Ashley's Story

She will leave fingerprints all over your heart

5/06/2009

One down...

...four to go.

We successfully made it through the first day with Ash's IV at home. It has been another frightening first for me. There have been lots and lots of those in the last few years. When I finally got the courage to flush it and hook up the antibiotic I realized it wasn't near as big of a deal as I had feared. It flushes really easy at this time. I was told that it will probably get more and more sluggish each day and to expect that, but I'm hoping for four more days of it being easy. Ashley is really, really good with it unless you are attempting to flush it. Then she gets upset knowing that she is going to feel it and it bothers her. It's taking two of us to get her meds hooked up. One to hold her down and the other to work with the IV. Our prayer is that it lasts through Saturday evening at which time a nurse will come out around 10pm to pull it out for us. Then she will be completely free of all lines. So far her stooling out has been minimal and I have been able to keep up with it by adding 1/2 normal to her enteral feedings. She continues spiking fevers and that is really concerning to me. Her blood culture is still negative, but the fevers suggest that the bacteria is still lingering somewhere in her body. If we can get her through this infection then I'm starting to get hopeful that she might turn a corner as summer approaches. What a blessing it would be to have a series of days that might turn into weeks with a "well" baby.

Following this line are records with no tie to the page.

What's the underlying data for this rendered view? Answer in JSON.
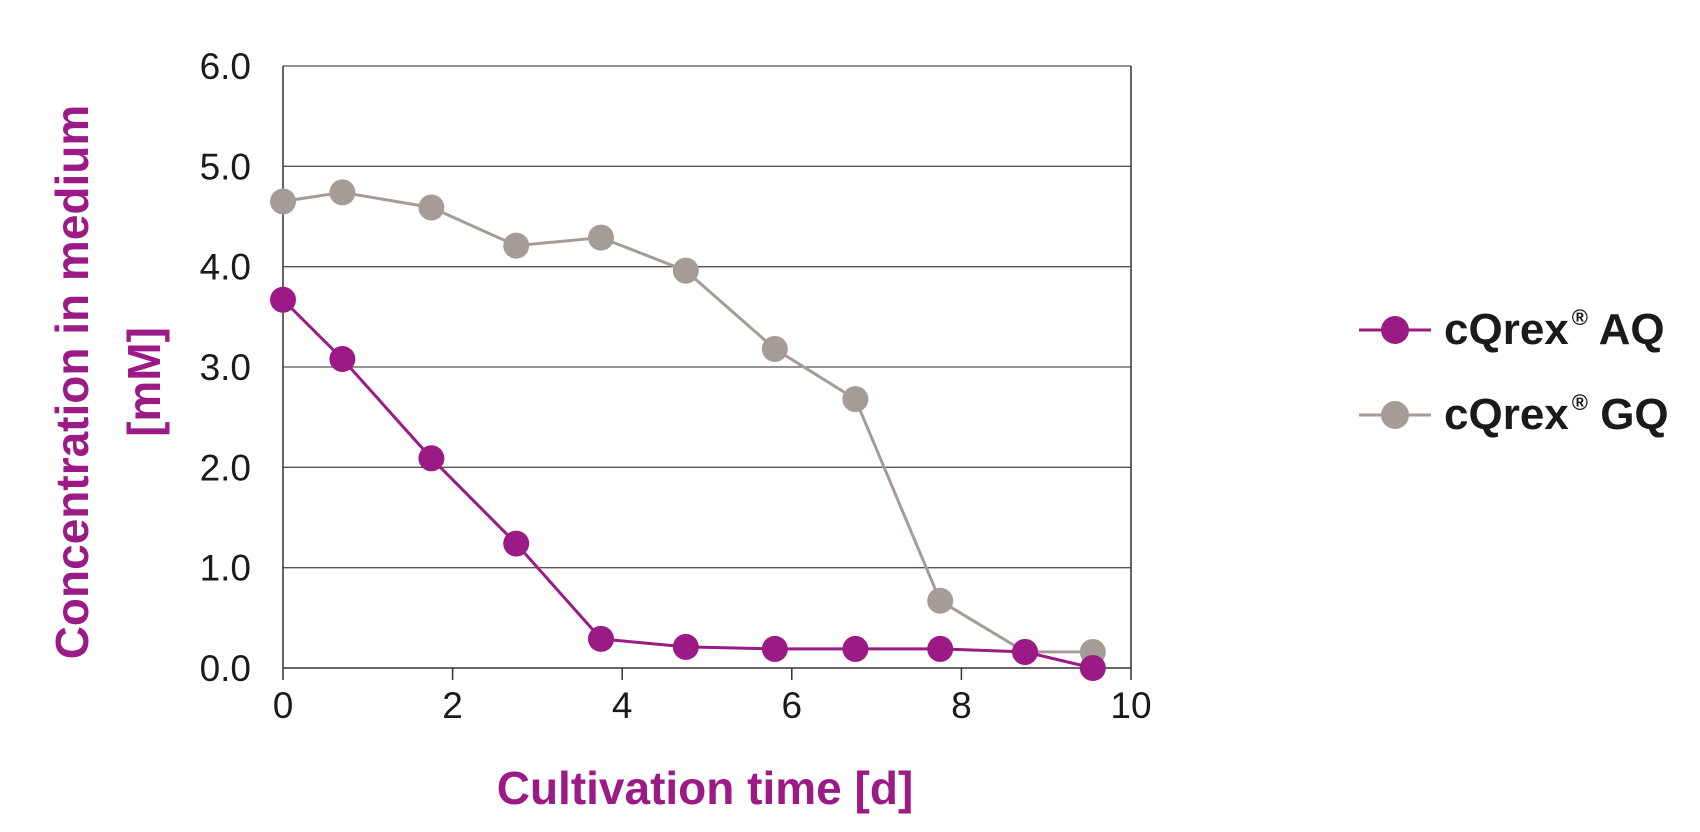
{
  "chart_data": {
    "type": "line",
    "xlabel": "Cultivation time [d]",
    "ylabel_lines": [
      "Concentration in medium",
      "[mM]"
    ],
    "xlim": [
      0,
      10
    ],
    "ylim": [
      0,
      6
    ],
    "x_ticks": [
      0,
      2,
      4,
      6,
      8,
      10
    ],
    "x_tick_labels": [
      "0",
      "2",
      "4",
      "6",
      "8",
      "10"
    ],
    "y_ticks": [
      0,
      1,
      2,
      3,
      4,
      5,
      6
    ],
    "y_tick_labels": [
      "0.0",
      "1.0",
      "2.0",
      "3.0",
      "4.0",
      "5.0",
      "6.0"
    ],
    "grid": "horizontal",
    "legend_position": "right",
    "series": [
      {
        "name": "cQrex® AQ",
        "name_base": "cQrex",
        "name_mark": "®",
        "name_suffix": " AQ",
        "color": "#9b1a86",
        "x": [
          0,
          0.7,
          1.75,
          2.75,
          3.75,
          4.75,
          5.8,
          6.75,
          7.75,
          8.75,
          9.55
        ],
        "values": [
          3.67,
          3.08,
          2.09,
          1.24,
          0.29,
          0.21,
          0.19,
          0.19,
          0.19,
          0.16,
          0.0
        ]
      },
      {
        "name": "cQrex® GQ",
        "name_base": "cQrex",
        "name_mark": "®",
        "name_suffix": " GQ",
        "color": "#a59c97",
        "x": [
          0,
          0.7,
          1.75,
          2.75,
          3.75,
          4.75,
          5.8,
          6.75,
          7.75,
          8.75,
          9.55
        ],
        "values": [
          4.65,
          4.74,
          4.59,
          4.21,
          4.29,
          3.96,
          3.18,
          2.68,
          0.67,
          0.16,
          0.16
        ]
      }
    ]
  }
}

Ash and I are enjoying sitting here at home. Nowhere for us to go with this IV in her hand. We are watching the rain fall outside our windows and listening to the loud thunder overhead. Its really very nice. The rain is one of my favorite things when I don't have to get out in it and as long as it doesn't cancel a tournament for the kids. So on day's like today I just get to enjoy it.

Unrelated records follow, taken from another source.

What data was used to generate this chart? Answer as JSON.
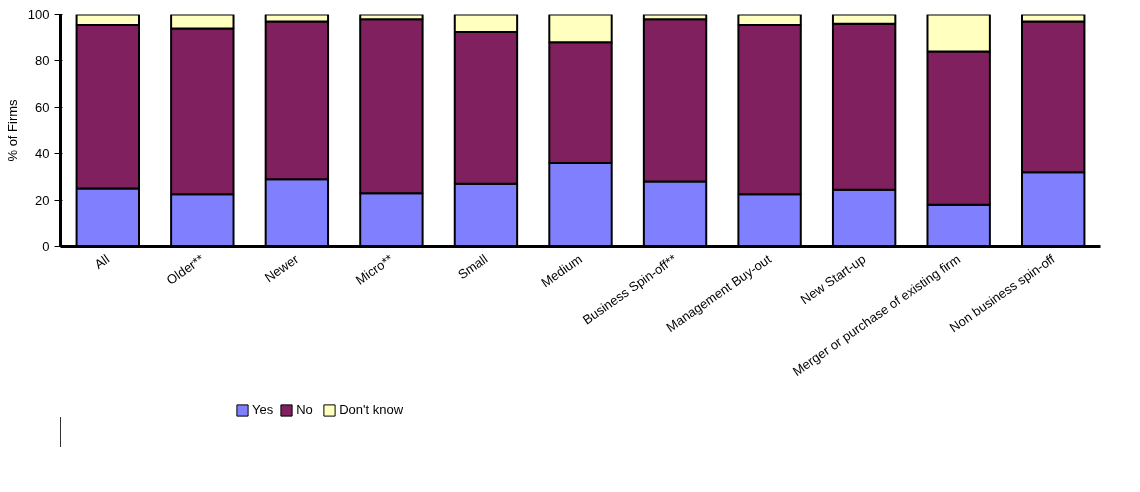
{
  "chart_data": {
    "type": "bar",
    "stacked": true,
    "ylabel": "% of Firms",
    "categories": [
      "All",
      "Older**",
      "Newer",
      "Micro**",
      "Small",
      "Medium",
      "Business Spin-off**",
      "Management Buy-out",
      "New Start-up",
      "Merger or purchase of existing firm",
      "Non business spin-off"
    ],
    "series": [
      {
        "name": "Yes",
        "color": "#8080ff",
        "values": [
          25,
          22.5,
          29,
          23,
          27,
          36,
          28,
          22.5,
          24.5,
          18,
          32
        ]
      },
      {
        "name": "No",
        "color": "#80205f",
        "values": [
          70.5,
          71.5,
          68,
          75,
          65.5,
          52,
          70,
          73,
          71.5,
          66,
          65
        ]
      },
      {
        "name": "Don't know",
        "color": "#ffffc0",
        "values": [
          4.5,
          6,
          3,
          2,
          7.5,
          12,
          2,
          4.5,
          4,
          16,
          3
        ]
      }
    ],
    "ylim": [
      0,
      100
    ],
    "yticks": [
      0,
      20,
      40,
      60,
      80,
      100
    ],
    "grid": false,
    "legend": "bottom left"
  }
}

I'm looking forward to getting this IV removed this weekend cause that means Ash gets to learn how to take a bath all over again. Setting her down into the tub is much easier on me then lifting her up onto the cabinet near the sink. She hates baths, but I sure love having the ability to give her a real one. I think she's been line free for a total of about 4 months in almost 4 years. When I think about it its no wonder she's scared of the tub. She's never really had an opportunity to get used to it. Perhaps this will be the time.

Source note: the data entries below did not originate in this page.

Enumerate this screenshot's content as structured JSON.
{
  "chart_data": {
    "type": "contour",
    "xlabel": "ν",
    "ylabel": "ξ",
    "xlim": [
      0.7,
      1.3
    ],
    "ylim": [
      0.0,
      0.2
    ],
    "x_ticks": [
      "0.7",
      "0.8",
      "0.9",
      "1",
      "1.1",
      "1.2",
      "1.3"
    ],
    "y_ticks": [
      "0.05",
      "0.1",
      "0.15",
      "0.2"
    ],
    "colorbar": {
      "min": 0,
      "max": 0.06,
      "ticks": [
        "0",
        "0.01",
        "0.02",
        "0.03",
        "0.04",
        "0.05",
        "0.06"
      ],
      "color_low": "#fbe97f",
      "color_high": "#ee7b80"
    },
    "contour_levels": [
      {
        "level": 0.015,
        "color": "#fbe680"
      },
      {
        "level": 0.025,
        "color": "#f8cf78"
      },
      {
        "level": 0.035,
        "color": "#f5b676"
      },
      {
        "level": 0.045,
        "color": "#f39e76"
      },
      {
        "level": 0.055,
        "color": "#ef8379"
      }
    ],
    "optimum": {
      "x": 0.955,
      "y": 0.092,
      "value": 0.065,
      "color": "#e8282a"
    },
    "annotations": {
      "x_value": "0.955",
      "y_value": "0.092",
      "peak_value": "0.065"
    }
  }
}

Well, not much happening around here. Maybe a couple of loads of laundry and some window cleaning. I might start to pack up some things for the attic to get the house ready to show. I think we are planning to list it next week. Most people(including our realtor) seem to think it will go fast. I have no idea. I've never sold a house before. I'm just trusting that things will work out and that we will be moved sometime this summer so that Blake might start school(with his friends) in the fall. That's the goal anyway. We still have our eye on that big remodel job. Its hard to walk away from that many square feet and the possibilities it holds for Ash. Again, I'm just trusting it all works out and that the right place will be available when were ready. When we asked our realtor how all the details seem to work out at the right time she answered, "There's this thing called "God". Yeah, I think most things in our life are a "God thing". I like knowing that.